エルナは顔を上げた。その目は、真剣そのものだった。


「人を守る方法です」


誠一は、しばらくエルナを見つめた。


彼女の目に、かつての自分を見た気がした。十五年前、警備会社に入社したばかりの頃。何も持っていなかったが、「人を守りたい」という思いだけはあった。


「わかった」


誠一は言った。


「ただし、弟子というのは大げさだ。俺に教えられるのは、観察の仕方と、巡回の基本だけだ」


「それで十分です!」


エルナの顔が、ぱっと輝いた。


「ありがとうございます、誠一様!」


「だから様はやめろ。誠一でいい」


「はい、誠一さん!」


こうして、誠一に初めての「弟子」ができた。


エルナは獣人として、優れた聴覚と嗅覚を持っていた。
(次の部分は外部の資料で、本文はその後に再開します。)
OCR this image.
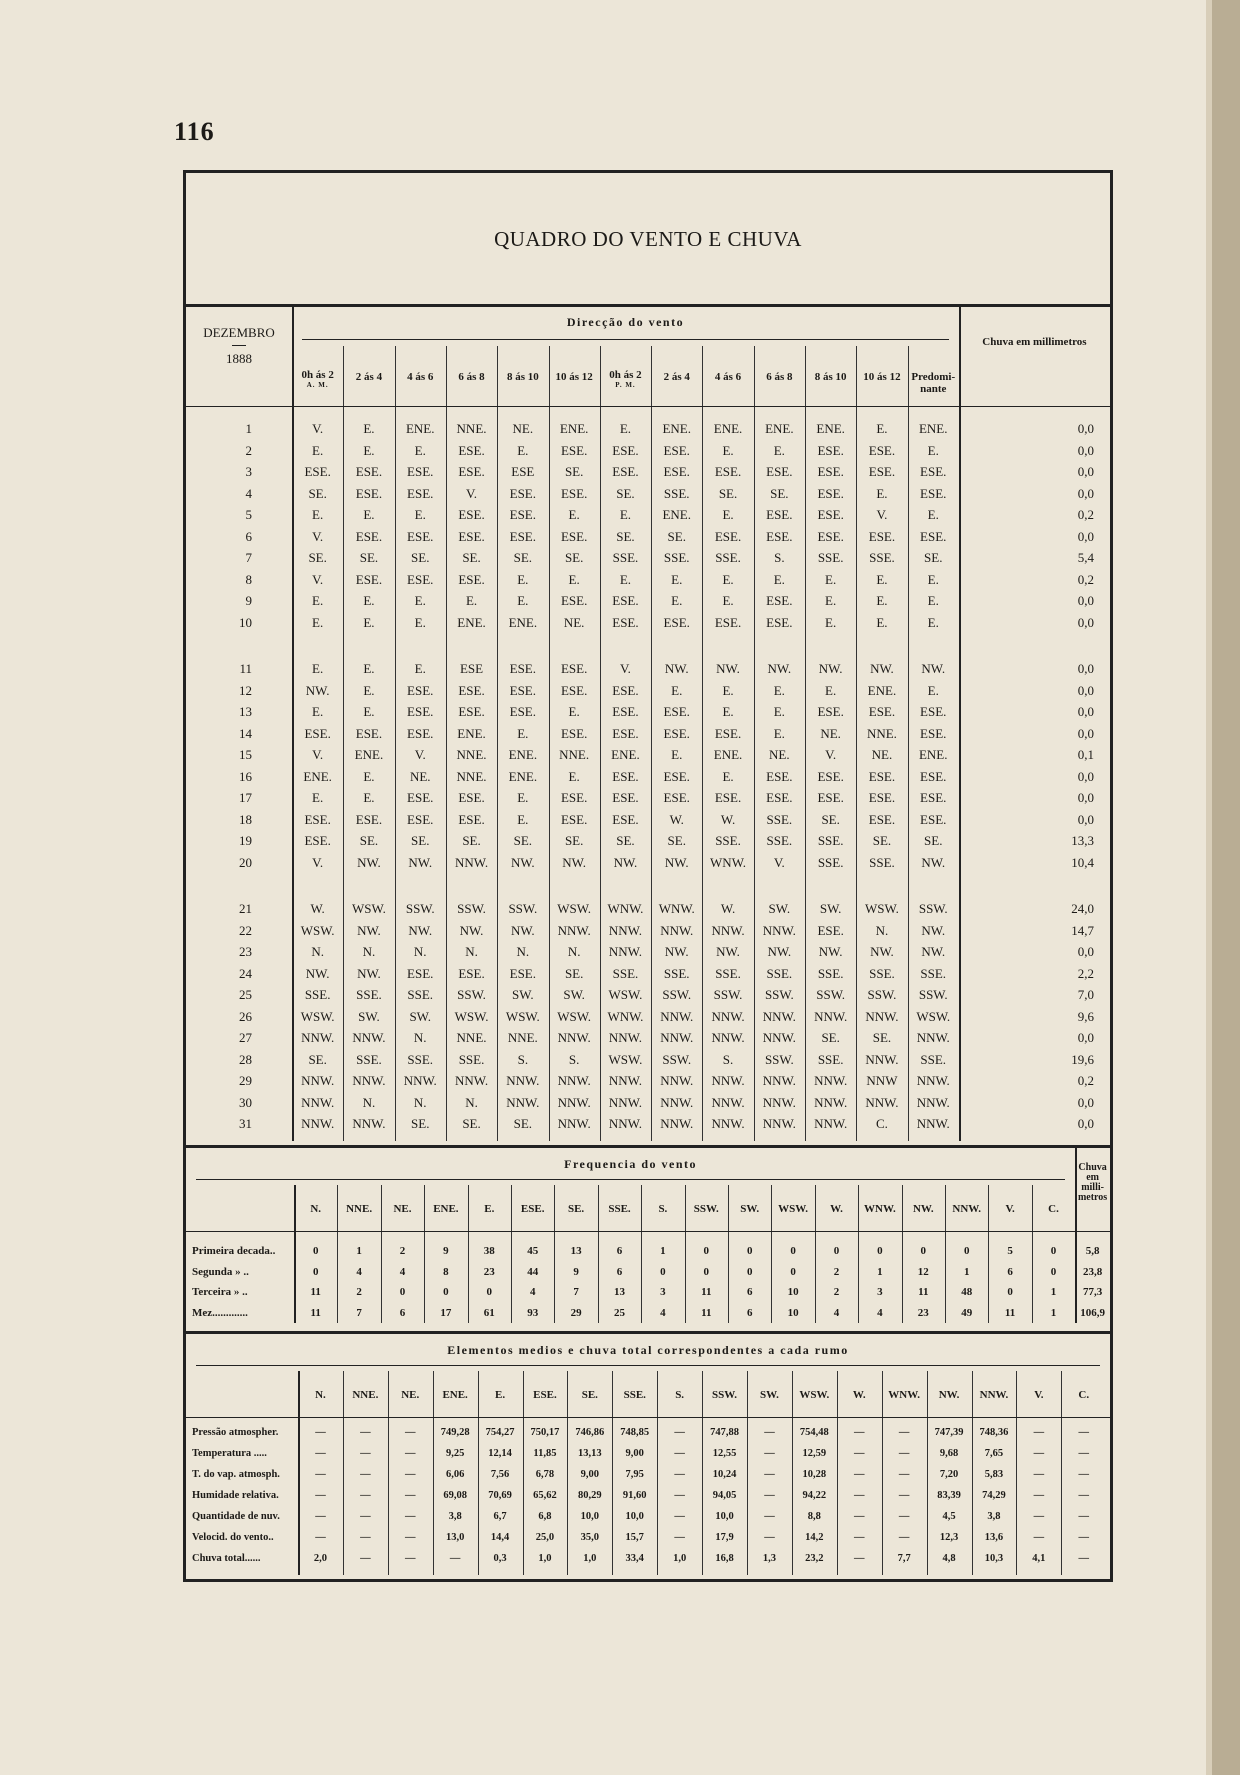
116
QUADRO DO VENTO E CHUVA
DEZEMBRO
1888
Direcção do vento
0h ás 2
A. M.
2 ás 4	4 ás 6	6 ás 8	8 ás 10	10 ás 12	0h ás 2
P. M.
2 ás 4	4 ás 6	6 ás 8	8 ás 10	10 ás 12 Predomi-
nante
Chuva em millimetros
1	V.	E.	ENE.	NNE.	NE.	ENE.	E.	ENE.	ENE.	ENE.	ENE.	E.	ENE.	0,0
2	E.	E.	E.	ESE.	E.	ESE.	ESE.	ESE.	E.	E.	ESE.	ESE.	E.	0,0
3	ESE.	ESE.	ESE.	ESE.	ESE	SE.	ESE.	ESE.	ESE.	ESE.	ESE.	ESE.	ESE.	0,0
4	SE.	ESE.	ESE.	V.	ESE.	ESE.	SE.	SSE.	SE.	SE.	ESE.	E.	ESE.	0,0
5	E.	E.	E.	ESE.	ESE.	E.	E.	ENE.	E.	ESE.	ESE.	V.	E.	0,2
6	V.	ESE.	ESE.	ESE.	ESE.	ESE.	SE.	SE.	ESE.	ESE.	ESE.	ESE.	ESE.	0,0
7	SE.	SE.	SE.	SE.	SE.	SE.	SSE.	SSE.	SSE.	S.	SSE.	SSE.	SE.	5,4
8	V.	ESE.	ESE.	ESE.	E.	E.	E.	E.	E.	E.	E.	E.	E.	0,2
9	E.	E.	E.	E.	E.	ESE.	ESE.	E.	E.	ESE.	E.	E.	E.	0,0
10	E.	E.	E.	ENE.	ENE.	NE.	ESE.	ESE.	ESE.	ESE.	E.	E.	E.	0,0
11	E.	E.	E.	ESE	ESE.	ESE.	V.	NW.	NW.	NW.	NW.	NW.	NW.	0,0
12	NW.	E.	ESE.	ESE.	ESE.	ESE.	ESE.	E.	E.	E.	E.	ENE.	E.	0,0
13	E.	E.	ESE.	ESE.	ESE.	E.	ESE.	ESE.	E.	E.	ESE.	ESE.	ESE.	0,0
14	ESE.	ESE.	ESE.	ENE.	E.	ESE.	ESE.	ESE.	ESE.	E.	NE.	NNE.	ESE.	0,0
15	V.	ENE.	V.	NNE.	ENE.	NNE.	ENE.	E.	ENE.	NE.	V.	NE.	ENE.	0,1
16	ENE.	E.	NE.	NNE.	ENE.	E.	ESE.	ESE.	E.	ESE.	ESE.	ESE.	ESE.	0,0
17	E.	E.	ESE.	ESE.	E.	ESE.	ESE.	ESE.	ESE.	ESE.	ESE.	ESE.	ESE.	0,0
18	ESE.	ESE.	ESE.	ESE.	E.	ESE.	ESE.	W.	W.	SSE.	SE.	ESE.	ESE.	0,0
19	ESE.	SE.	SE.	SE.	SE.	SE.	SE.	SE.	SSE.	SSE.	SSE.	SE.	SE.	13,3
20	V.	NW.	NW.	NNW.	NW.	NW.	NW.	NW.	WNW.	V.	SSE.	SSE.	NW.	10,4
21	W.	WSW.	SSW.	SSW.	SSW.	WSW.	WNW.	WNW.	W.	SW.	SW.	WSW.	SSW.	24,0
22	WSW.	NW.	NW.	NW.	NW.	NNW.	NNW.	NNW.	NNW.	NNW.	ESE.	N.	NW.	14,7
23	N.	N.	N.	N.	N.	N.	NNW.	NW.	NW.	NW.	NW.	NW.	NW.	0,0
24	NW.	NW.	ESE.	ESE.	ESE.	SE.	SSE.	SSE.	SSE.	SSE.	SSE.	SSE.	SSE.	2,2
25	SSE.	SSE.	SSE.	SSW.	SW.	SW.	WSW.	SSW.	SSW.	SSW.	SSW.	SSW.	SSW.	7,0
26	WSW.	SW.	SW.	WSW.	WSW.	WSW.	WNW.	NNW.	NNW.	NNW.	NNW.	NNW.	WSW.	9,6
27	NNW.	NNW.	N.	NNE.	NNE.	NNW.	NNW.	NNW.	NNW.	NNW.	SE.	SE.	NNW.	0,0
28	SE.	SSE.	SSE.	SSE.	S.	S.	WSW.	SSW.	S.	SSW.	SSE.	NNW.	SSE.	19,6
29	NNW.	NNW.	NNW.	NNW.	NNW.	NNW.	NNW.	NNW.	NNW.	NNW.	NNW.	NNW	NNW.	0,2
30	NNW.	N.	N.	N.	NNW.	NNW.	NNW.	NNW.	NNW.	NNW.	NNW.	NNW.	NNW.	0,0
31	NNW.	NNW.	SE.	SE.	SE.	NNW.	NNW.	NNW.	NNW.	NNW.	NNW.	C.	NNW.	0,0
Frequencia do vento	Chuva em milli- metros
N.	NNE.	NE.	ENE.	E.	ESE.	SE.	SSE.	S.	SSW.	SW.	WSW.	W.	WNW.	NW.	NNW.	V.	C.
Primeira decada..	0	1	2	9	38	45	13	6	1	0	0	0	0	0	0	0	5	0	5,8
Segunda » ..	0	4	4	8	23	44	9	6	0	0	0	0	2	1	12	1	6	0	23,8
Terceira » ..	11	2	0	0	0	4	7	13	3	11	6	10	2	3	11	48	0	1	77,3
Mez.............	11	7	6	17	61	93	29	25	4	11	6	10	4	4	23	49	11	1	106,9
Elementos medios e chuva total correspondentes a cada rumo
N.	NNE.	NE.	ENE.	E.	ESE.	SE.	SSE.	S.	SSW.	SW.	WSW.	W.	WNW.	NW.	NNW.	V.	C.
Pressão atmospher.	—	—	—	749,28	754,27	750,17	746,86	748,85	—	747,88	—	754,48	—	—	747,39	748,36	—	—
Temperatura .....	—	—	—	9,25	12,14	11,85	13,13	9,00	—	12,55	—	12,59	—	—	9,68	7,65	—	—
T. do vap. atmosph.	—	—	—	6,06	7,56	6,78	9,00	7,95	—	10,24	—	10,28	—	—	7,20	5,83	—	—
Humidade relativa.	—	—	—	69,08	70,69	65,62	80,29	91,60	—	94,05	—	94,22	—	—	83,39	74,29	—	—
Quantidade de nuv.	—	—	—	3,8	6,7	6,8	10,0	10,0	—	10,0	—	8,8	—	—	4,5	3,8	—	—
Velocid. do vento..	—	—	—	13,0	14,4	25,0	35,0	15,7	—	17,9	—	14,2	—	—	12,3	13,6	—	—
Chuva total......	2,0	—	—	—	0,3	1,0	1,0	33,4	1,0	16,8	1,3	23,2	—	7,7	4,8	10,3	4,1	—
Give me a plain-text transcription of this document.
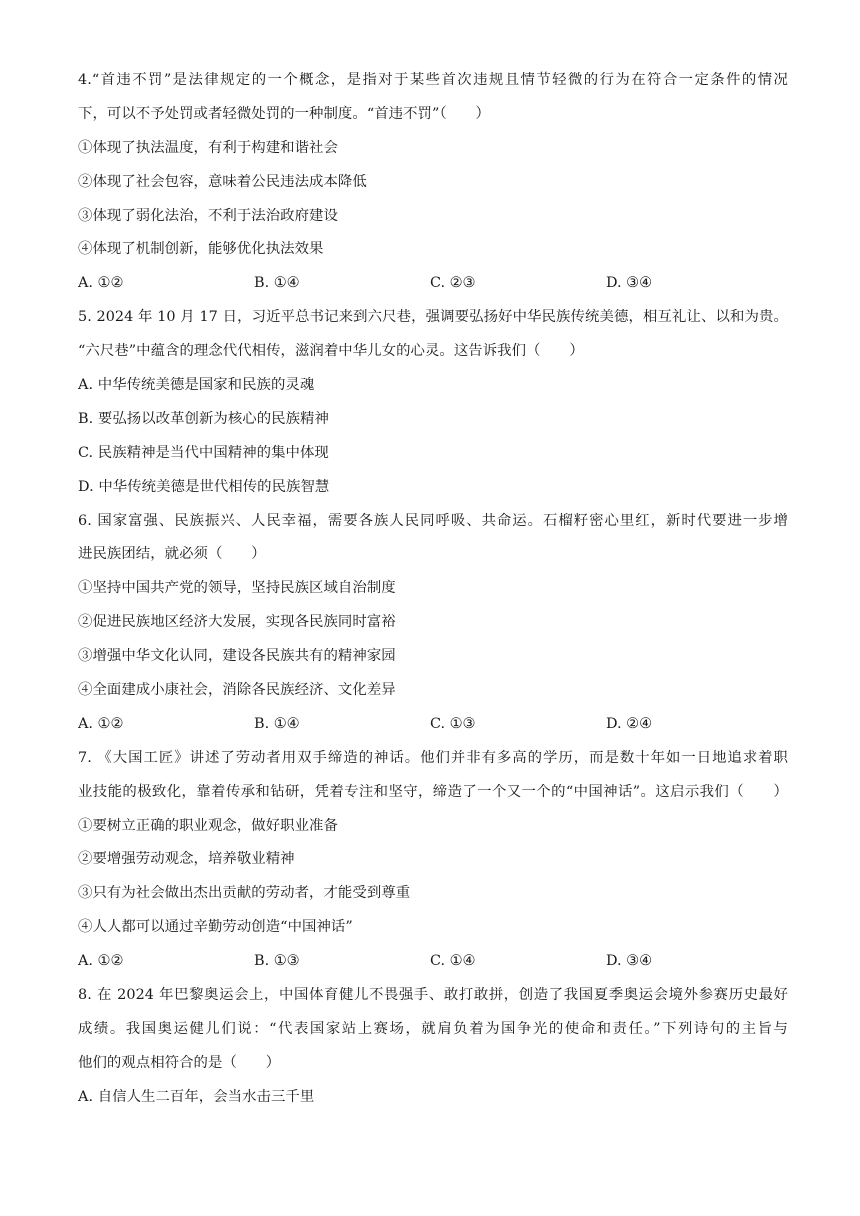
4.“首违不罚”是法律规定的一个概念，是指对于某些首次违规且情节轻微的行为在符合一定条件的情况
下，可以不予处罚或者轻微处罚的一种制度。“首违不罚”（　　）
①体现了执法温度，有利于构建和谐社会
②体现了社会包容，意味着公民违法成本降低
③体现了弱化法治，不利于法治政府建设
④体现了机制创新，能够优化执法效果
A. ①②	B. ①④	C. ②③	D. ③④
5. 2024 年 10 月 17 日，习近平总书记来到六尺巷，强调要弘扬好中华民族传统美德，相互礼让、以和为贵。
“六尺巷”中蕴含的理念代代相传，滋润着中华儿女的心灵。这告诉我们（　　）
A. 中华传统美德是国家和民族的灵魂
B. 要弘扬以改革创新为核心的民族精神
C. 民族精神是当代中国精神的集中体现
D. 中华传统美德是世代相传的民族智慧
6. 国家富强、民族振兴、人民幸福，需要各族人民同呼吸、共命运。石榴籽密心里红，新时代要进一步增
进民族团结，就必须（　　）
①坚持中国共产党的领导，坚持民族区域自治制度
②促进民族地区经济大发展，实现各民族同时富裕
③增强中华文化认同，建设各民族共有的精神家园
④全面建成小康社会，消除各民族经济、文化差异
A. ①②	B. ①④	C. ①③	D. ②④
7. 《大国工匠》讲述了劳动者用双手缔造的神话。他们并非有多高的学历，而是数十年如一日地追求着职
业技能的极致化，靠着传承和钻研，凭着专注和坚守，缔造了一个又一个的“中国神话”。这启示我们（　　）
①要树立正确的职业观念，做好职业准备
②要增强劳动观念，培养敬业精神
③只有为社会做出杰出贡献的劳动者，才能受到尊重
④人人都可以通过辛勤劳动创造“中国神话”
A. ①②	B. ①③	C. ①④	D. ③④
8. 在 2024 年巴黎奥运会上，中国体育健儿不畏强手、敢打敢拼，创造了我国夏季奥运会境外参赛历史最好
成绩。我国奥运健儿们说：“代表国家站上赛场，就肩负着为国争光的使命和责任。”下列诗句的主旨与
他们的观点相符合的是（　　）
A. 自信人生二百年，会当水击三千里
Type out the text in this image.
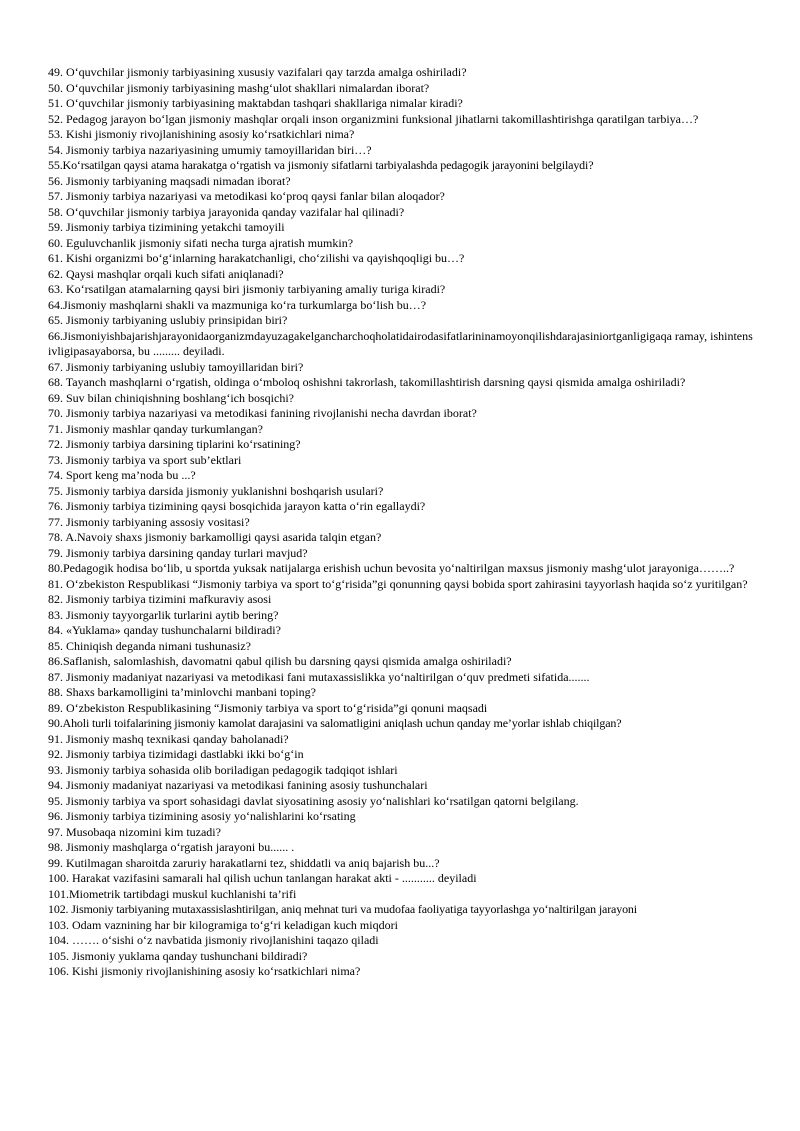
49. O‘quvchilar jismoniy tarbiyasining xususiy vazifalari qay tarzda amalga oshiriladi?

50. O‘quvchilar jismoniy tarbiyasining mashg‘ulot shakllari nimalardan iborat?

51. O‘quvchilar jismoniy tarbiyasining maktabdan tashqari shakllariga nimalar kiradi?

52. Pedagog jarayon bo‘lgan jismoniy mashqlar orqali inson organizmini funksional jihatlarni takomillashtirishga qaratilgan tarbiya…?

53. Kishi jismoniy rivojlanishining asosiy ko‘rsatkichlari nima?

54. Jismoniy tarbiya nazariyasining umumiy tamoyillaridan biri…?

55.Ko‘rsatilgan qaysi atama harakatga o‘rgatish va jismoniy sifatlarni tarbiyalashda pedagogik jarayonini belgilaydi?

56. Jismoniy tarbiyaning maqsadi nimadan iborat?

57. Jismoniy tarbiya nazariyasi va metodikasi ko‘proq qaysi fanlar bilan aloqador?

58. O‘quvchilar jismoniy tarbiya jarayonida qanday vazifalar hal qilinadi?

59. Jismoniy tarbiya tizimining yetakchi tamoyili

60. Eguluvchanlik jismoniy sifati necha turga ajratish mumkin?

61. Kishi organizmi bo‘g‘inlarning harakatchanligi, cho‘zilishi va qayishqoqligi bu…?

62. Qaysi mashqlar orqali kuch sifati aniqlanadi?

63. Ko‘rsatilgan atamalarning qaysi biri jismoniy tarbiyaning amaliy turiga kiradi?

64.Jismoniy mashqlarni shakli va mazmuniga ko‘ra turkumlarga bo‘lish bu…?

65. Jismoniy tarbiyaning uslubiy prinsipidan biri?

66.Jismoniyishbajarishjarayonidaorganizmdayuzagakelgancharchoqholatidairodasifatlarininamoyonqilishdarajasiniortganligigaqa ramay, ishintensivligipasayaborsa, bu ......... deyiladi.

67. Jismoniy tarbiyaning uslubiy tamoyillaridan biri?

68. Tayanch mashqlarni o‘rgatish, oldinga o‘mboloq oshishni takrorlash, takomillashtirish darsning qaysi qismida amalga oshiriladi?

69. Suv bilan chiniqishning boshlang‘ich bosqichi?

70. Jismoniy tarbiya nazariyasi va metodikasi fanining rivojlanishi necha davrdan iborat?

71. Jismoniy mashlar qanday turkumlangan?

72. Jismoniy tarbiya darsining tiplarini ko‘rsatining?

73. Jismoniy tarbiya va sport sub’ektlari

74. Sport keng ma’noda bu ...?

75. Jismoniy tarbiya darsida jismoniy yuklanishni boshqarish usulari?

76. Jismoniy tarbiya tizimining qaysi bosqichida jarayon katta o‘rin egallaydi?

77. Jismoniy tarbiyaning assosiy vositasi?

78. A.Navoiy shaxs jismoniy barkamolligi qaysi asarida talqin etgan?

79. Jismoniy tarbiya darsining qanday turlari mavjud?

80.Pedagogik hodisa bo‘lib, u sportda yuksak natijalarga erishish uchun bevosita yo‘naltirilgan maxsus jismoniy mashg‘ulot jarayoniga……..?

81. O‘zbekiston Respublikasi “Jismoniy tarbiya va sport to‘g‘risida”gi qonunning qaysi bobida sport zahirasini tayyorlash haqida so‘z yuritilgan?

82. Jismoniy tarbiya tizimini mafkuraviy asosi

83. Jismoniy tayyorgarlik turlarini aytib bering?

84. «Yuklama» qanday tushunchalarni bildiradi?

85. Chiniqish deganda nimani tushunasiz?

86.Saflanish, salomlashish, davomatni qabul qilish bu darsning qaysi qismida amalga oshiriladi?

87. Jismoniy madaniyat nazariyasi va metodikasi fani mutaxassislikka yo‘naltirilgan o‘quv predmeti sifatida.......

88. Shaxs barkamolligini ta’minlovchi manbani toping?

89. O‘zbekiston Respublikasining “Jismoniy tarbiya va sport to‘g‘risida”gi qonuni maqsadi

90.Aholi turli toifalarining jismoniy kamolat darajasini va salomatligini aniqlash uchun qanday me’yorlar ishlab chiqilgan?

91. Jismoniy mashq texnikasi qanday baholanadi?

92. Jismoniy tarbiya tizimidagi dastlabki ikki bo‘g‘in

93. Jismoniy tarbiya sohasida olib boriladigan pedagogik tadqiqot ishlari

94. Jismoniy madaniyat nazariyasi va metodikasi fanining asosiy tushunchalari

95. Jismoniy tarbiya va sport sohasidagi davlat siyosatining asosiy yo‘nalishlari ko‘rsatilgan qatorni belgilang.

96. Jismoniy tarbiya tizimining asosiy yo‘nalishlarini ko‘rsating

97. Musobaqa nizomini kim tuzadi?

98. Jismoniy mashqlarga o‘rgatish jarayoni bu...... .

99. Kutilmagan sharoitda zaruriy harakatlarni tez, shiddatli va aniq bajarish bu...?

100. Harakat vazifasini samarali hal qilish uchun tanlangan harakat akti - ........... deyiladi

101.Miometrik tartibdagi muskul kuchlanishi ta’rifi

102. Jismoniy tarbiyaning mutaxassislashtirilgan, aniq mehnat turi va mudofaa faoliyatiga tayyorlashga yo‘naltirilgan jarayoni

103. Odam vaznining har bir kilogramiga to‘g‘ri keladigan kuch miqdori

104. ……. o‘sishi o‘z navbatida jismoniy rivojlanishini taqazo qiladi

105. Jismoniy yuklama qanday tushunchani bildiradi?

106. Kishi jismoniy rivojlanishining asosiy ko‘rsatkichlari nima?
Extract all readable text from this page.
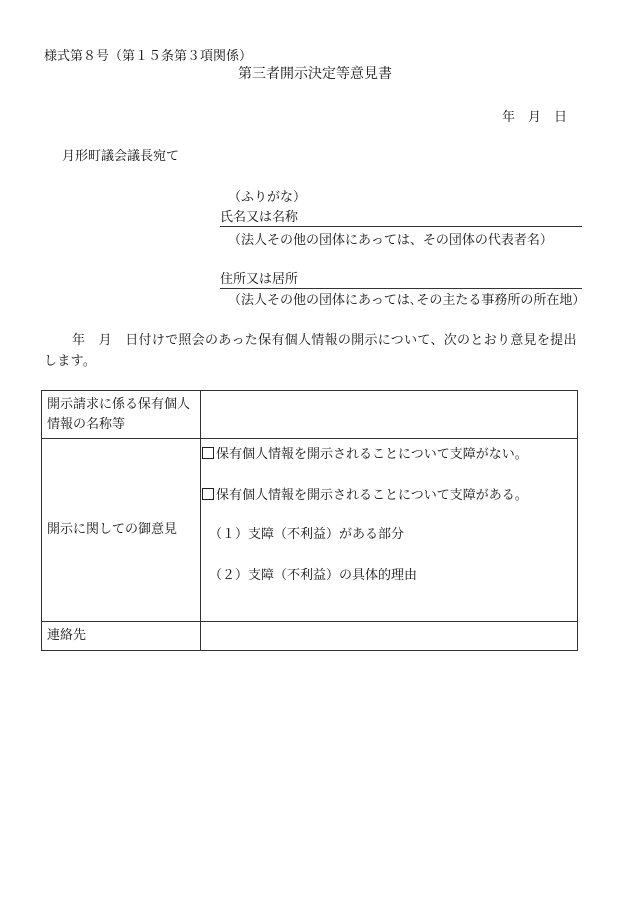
様式第８号（第１５条第３項関係）
第三者開示決定等意見書
年　月　日
月形町議会議長宛て
（ふりがな）
氏名又は名称
（法人その他の団体にあっては、その団体の代表者名）
住所又は居所
（法人その他の団体にあっては､その主たる事務所の所在地）
年　月　日付けで照会のあった保有個人情報の開示について、次のとおり意見を提出します。
開示請求に係る保有個人情報の名称等	
開示に関しての御意見	保有個人情報を開示されることについて支障がない。
保有個人情報を開示されることについて支障がある。
（１）支障（不利益）がある部分
（２）支障（不利益）の具体的理由

連絡先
誠一の『鷹の眼』が視覚に特化しているのに対し、彼女の能力は聴覚と嗅覚に優れている。二人で組めば、互いの弱点を補えるはずだった。


「まずは、観察の基本から教える」


誠一は言った。


「見ることは、ただ目を開けることじゃない。何を見るべきか、何に注意するべきかを知ることだ」


「はい!」


エルナは目を輝かせて頷いた。


新しい仲間が加わった。


城門警備隊は、少しずつ変わりつつあった。


そして誠一自身も、この異世界で、自分の居場所を見つけ始めていた。